O nosso respeito deve incluir aqueles que vendem sem nada partilhar; lá porque eles hoje ainda não aprenderam a formular um modelo de negócio que não dependa da restrição artificial de um recurso livre, não quer dizer que amanhã não se reinventem e não encontrem maneiras valiosas de contribuir!

“Adapt or Die”, já lá dizia Darwin!…😉

~ por Vasco Névoa em Novembro 1, 2007.

2 Respostas to “Livre, Aberto, Gratuito…”

  1. incorrecto, incorrecto…

    “Stallman considera que o SW Livre não deve ser “poluído” pela mistura com SW Proprietário ou Fechado”
    conheces a LGPL?

    “De resto, ambas as definições implicam, directa ou indirectamente, gratuitidade”
    é falso, nem em BSD nem em GPL

    “Para o Livre, é condição essencial que a obra não custe dinheiro…”
    é falso! podes mostrar onde esta na GPL a clausula que impede a venda?

    “Feitas as definições, olhemos então para a realidade em que vivemos… é mesmo no compromisso Aberto que vivemos, e não na utopia Livre.”
    Não vivemos no aberto, essa não é a realidade. vivemos no fechado.
    O software livre não é utópico. ou não conheces o significado de utópico ou não chonheces a realidade do software livre.

    “Por exemplo no Ubuntu, a instalação é sempre feita com o máximo respeito pelo SW Livre, e nada que não seja Livre está contido.”
    Falso. O ubuntu traz software non free. dai ter sido criado o gobuntu

    enfim, que as tuas previsões se cumpram!

  2. Ok, tinha-me esquecido da LGPL… mas acho que foi um compromisso que ele se viu obrigado a fazer, por força do mercado. Caso contrário, o SW Livre ficaria votado ao esquecimento.

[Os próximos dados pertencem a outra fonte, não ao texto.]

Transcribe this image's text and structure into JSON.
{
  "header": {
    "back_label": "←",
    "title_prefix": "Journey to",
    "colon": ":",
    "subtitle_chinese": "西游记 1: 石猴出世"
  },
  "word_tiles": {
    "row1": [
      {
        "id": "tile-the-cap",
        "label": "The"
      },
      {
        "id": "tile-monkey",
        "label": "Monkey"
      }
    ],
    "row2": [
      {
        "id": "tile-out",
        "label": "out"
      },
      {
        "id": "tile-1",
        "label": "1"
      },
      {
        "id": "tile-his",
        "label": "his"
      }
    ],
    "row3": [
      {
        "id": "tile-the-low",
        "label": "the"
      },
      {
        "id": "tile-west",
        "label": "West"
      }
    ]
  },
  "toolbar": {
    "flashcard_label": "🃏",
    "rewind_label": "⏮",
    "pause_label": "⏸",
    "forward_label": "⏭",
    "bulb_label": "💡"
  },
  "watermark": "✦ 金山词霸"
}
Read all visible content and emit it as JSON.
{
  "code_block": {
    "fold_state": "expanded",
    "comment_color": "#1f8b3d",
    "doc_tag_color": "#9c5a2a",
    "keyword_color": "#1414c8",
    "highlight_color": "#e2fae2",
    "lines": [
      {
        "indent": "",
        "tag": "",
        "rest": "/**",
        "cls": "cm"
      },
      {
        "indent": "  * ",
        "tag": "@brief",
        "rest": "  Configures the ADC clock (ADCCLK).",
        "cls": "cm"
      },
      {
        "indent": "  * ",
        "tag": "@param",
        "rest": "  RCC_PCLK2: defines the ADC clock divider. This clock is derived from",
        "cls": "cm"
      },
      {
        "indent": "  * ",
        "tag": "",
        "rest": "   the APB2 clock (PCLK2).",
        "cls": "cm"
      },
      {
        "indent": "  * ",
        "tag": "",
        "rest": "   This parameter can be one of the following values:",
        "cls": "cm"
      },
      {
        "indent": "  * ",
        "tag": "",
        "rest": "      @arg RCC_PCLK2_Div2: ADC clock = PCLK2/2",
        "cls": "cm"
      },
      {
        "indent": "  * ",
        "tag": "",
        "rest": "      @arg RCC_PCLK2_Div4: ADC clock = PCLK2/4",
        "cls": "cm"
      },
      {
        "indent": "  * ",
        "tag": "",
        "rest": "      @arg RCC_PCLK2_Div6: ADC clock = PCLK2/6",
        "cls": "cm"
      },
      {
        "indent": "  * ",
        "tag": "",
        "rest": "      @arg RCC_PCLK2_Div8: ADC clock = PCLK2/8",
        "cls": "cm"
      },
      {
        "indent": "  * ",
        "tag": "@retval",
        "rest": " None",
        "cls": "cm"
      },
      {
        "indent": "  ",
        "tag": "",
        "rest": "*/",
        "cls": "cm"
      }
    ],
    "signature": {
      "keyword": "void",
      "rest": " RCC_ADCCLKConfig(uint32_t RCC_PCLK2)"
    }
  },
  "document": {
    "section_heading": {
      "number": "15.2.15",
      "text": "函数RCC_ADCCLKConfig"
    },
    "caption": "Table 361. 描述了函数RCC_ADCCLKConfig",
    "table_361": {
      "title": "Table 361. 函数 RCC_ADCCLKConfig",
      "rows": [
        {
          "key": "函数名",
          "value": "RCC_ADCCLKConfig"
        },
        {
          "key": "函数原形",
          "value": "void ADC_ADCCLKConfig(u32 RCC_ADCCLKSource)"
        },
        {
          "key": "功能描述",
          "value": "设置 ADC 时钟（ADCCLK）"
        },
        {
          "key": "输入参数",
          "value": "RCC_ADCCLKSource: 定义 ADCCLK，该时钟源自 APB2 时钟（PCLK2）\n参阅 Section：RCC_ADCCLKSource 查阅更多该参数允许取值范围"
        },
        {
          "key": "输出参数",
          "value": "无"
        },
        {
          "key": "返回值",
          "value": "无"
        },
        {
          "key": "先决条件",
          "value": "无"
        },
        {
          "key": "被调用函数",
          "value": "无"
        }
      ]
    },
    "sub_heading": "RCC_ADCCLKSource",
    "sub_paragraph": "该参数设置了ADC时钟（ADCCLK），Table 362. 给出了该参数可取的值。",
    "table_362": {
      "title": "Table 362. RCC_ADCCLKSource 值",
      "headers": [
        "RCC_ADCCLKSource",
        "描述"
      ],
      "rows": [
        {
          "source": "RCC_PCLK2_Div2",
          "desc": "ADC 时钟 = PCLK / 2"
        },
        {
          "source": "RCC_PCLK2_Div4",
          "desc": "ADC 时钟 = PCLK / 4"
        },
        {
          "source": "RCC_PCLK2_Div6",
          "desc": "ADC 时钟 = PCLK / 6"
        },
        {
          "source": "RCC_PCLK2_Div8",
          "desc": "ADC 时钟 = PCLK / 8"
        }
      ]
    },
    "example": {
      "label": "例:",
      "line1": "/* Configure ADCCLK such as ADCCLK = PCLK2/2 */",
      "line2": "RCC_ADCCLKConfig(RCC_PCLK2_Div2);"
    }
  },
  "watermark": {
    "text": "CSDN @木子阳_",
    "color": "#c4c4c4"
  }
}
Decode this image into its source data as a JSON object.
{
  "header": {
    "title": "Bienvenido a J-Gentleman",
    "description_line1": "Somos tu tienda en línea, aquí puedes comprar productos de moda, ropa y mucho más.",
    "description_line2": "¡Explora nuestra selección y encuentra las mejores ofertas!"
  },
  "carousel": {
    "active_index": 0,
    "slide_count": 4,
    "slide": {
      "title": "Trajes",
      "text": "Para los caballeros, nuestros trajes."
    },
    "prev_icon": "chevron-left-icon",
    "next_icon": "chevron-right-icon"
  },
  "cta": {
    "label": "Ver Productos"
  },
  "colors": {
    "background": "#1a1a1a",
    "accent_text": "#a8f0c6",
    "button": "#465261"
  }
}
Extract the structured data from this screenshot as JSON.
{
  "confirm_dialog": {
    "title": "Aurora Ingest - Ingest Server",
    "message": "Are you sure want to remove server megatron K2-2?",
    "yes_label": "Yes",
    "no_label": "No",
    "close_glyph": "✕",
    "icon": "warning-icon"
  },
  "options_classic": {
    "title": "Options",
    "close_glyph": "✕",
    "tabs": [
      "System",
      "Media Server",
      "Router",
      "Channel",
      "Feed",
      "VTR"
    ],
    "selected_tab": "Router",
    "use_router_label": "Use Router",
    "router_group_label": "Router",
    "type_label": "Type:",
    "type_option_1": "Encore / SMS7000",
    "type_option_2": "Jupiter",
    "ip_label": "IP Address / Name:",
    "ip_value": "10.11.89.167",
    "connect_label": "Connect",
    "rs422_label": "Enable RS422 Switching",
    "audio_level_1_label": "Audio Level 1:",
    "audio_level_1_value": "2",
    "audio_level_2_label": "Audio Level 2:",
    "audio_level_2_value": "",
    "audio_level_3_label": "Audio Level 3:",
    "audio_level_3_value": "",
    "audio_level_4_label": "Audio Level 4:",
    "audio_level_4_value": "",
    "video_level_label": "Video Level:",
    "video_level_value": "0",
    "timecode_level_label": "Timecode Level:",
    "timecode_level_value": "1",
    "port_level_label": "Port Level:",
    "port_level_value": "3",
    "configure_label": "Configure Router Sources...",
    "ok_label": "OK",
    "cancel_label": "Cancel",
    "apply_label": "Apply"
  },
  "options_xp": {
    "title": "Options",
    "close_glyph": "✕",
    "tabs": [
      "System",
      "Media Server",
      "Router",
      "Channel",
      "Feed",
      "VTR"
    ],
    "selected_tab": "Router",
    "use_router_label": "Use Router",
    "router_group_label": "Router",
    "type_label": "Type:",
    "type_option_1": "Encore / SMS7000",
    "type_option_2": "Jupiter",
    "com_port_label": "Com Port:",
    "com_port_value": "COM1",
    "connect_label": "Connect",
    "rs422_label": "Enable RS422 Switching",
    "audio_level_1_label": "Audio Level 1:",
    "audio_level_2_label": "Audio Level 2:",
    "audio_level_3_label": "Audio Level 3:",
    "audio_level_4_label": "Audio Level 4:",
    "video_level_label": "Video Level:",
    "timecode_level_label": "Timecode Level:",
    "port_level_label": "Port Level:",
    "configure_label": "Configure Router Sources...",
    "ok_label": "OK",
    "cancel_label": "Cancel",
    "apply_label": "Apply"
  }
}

    Tens razão, é o mercado que “obriga” à gratuitidade, e não as licenças, mas o discurso da FSF é perfeitamente aéreo nesse aspecto. A GPL diz que se pode cobrar o que se quiser: “You may charge any price or no price for each copy that you convey, and you may offer support or warranty protection for a fee.” No entanto, não conheço ninguém que cobre valores superiores a uma “taxa de distribuição”, valor tipicamente pequeno que inclui os custos dos CDs/DVDs/manuais em papel/envio por correio/etc ou um pequeno lucro… Tens de concordar que é contra o espírito da partilha cobrar valores altos, mesmo que os lucros sejam para a FSF ou de outra forma ajudem o SW Livre. Por outro lado, penso que toda a gente tem a presença de espírito de não cobrar os valores avultados que normalmente se vêem no mercado Fechado, pois ficaria imediatamente sem clientes assim que as cópias grátis começassem a circular… Aquilo que faz sentido é oferecer o SW Livre, e cobrar pelo serviço de mais-valia (suporte/treino/consultoria/etc).

    Uma sociedade em que todo o SW é Livre é uma utopia, porque isso implicaria que todas as pessoas de grande valor técnico fossem altruístas (quando o contrário é mais verdade), e que toda a gente fosse capaz de entender que há maiores ganhos a médio/longo prazo para toda a gente se o modelo de partilha for preferido ao modelo de restrição (impossível, as pessoas com essa capacidade são uma minoria). Isto é uma mudança cultural muito radical, que eu não vejo maneira de acontecer nos próximos 50 ou 100 anos… No entanto, vejo já neste momento acontecer aquilo que eu chamo o compromisso Aberto: há uma mistura de Fechado com Aberto/Livre, e as pessoas estão a ganhar interesse (comercial inclusivé).

    Quanto ao Ubuntu, o que eu disse é correcto. Apenas quando activas os repositórios extra é que podes instalar SW non-free. E como eu disse, é isso mesmo que toda a gente faz, por razões práticas. O Gobuntu cumpre o espírito Livre à risca, e não permite (a priori) a instalação de non-free; por essa razão o próprio Mark Shuttleworth avisa os potenciais utilizadores:
    “Please note that because running Gobuntu on most laptops and many desktops will be difficult, Gobuntu is intended for experienced Linux enthusiasts at this time.”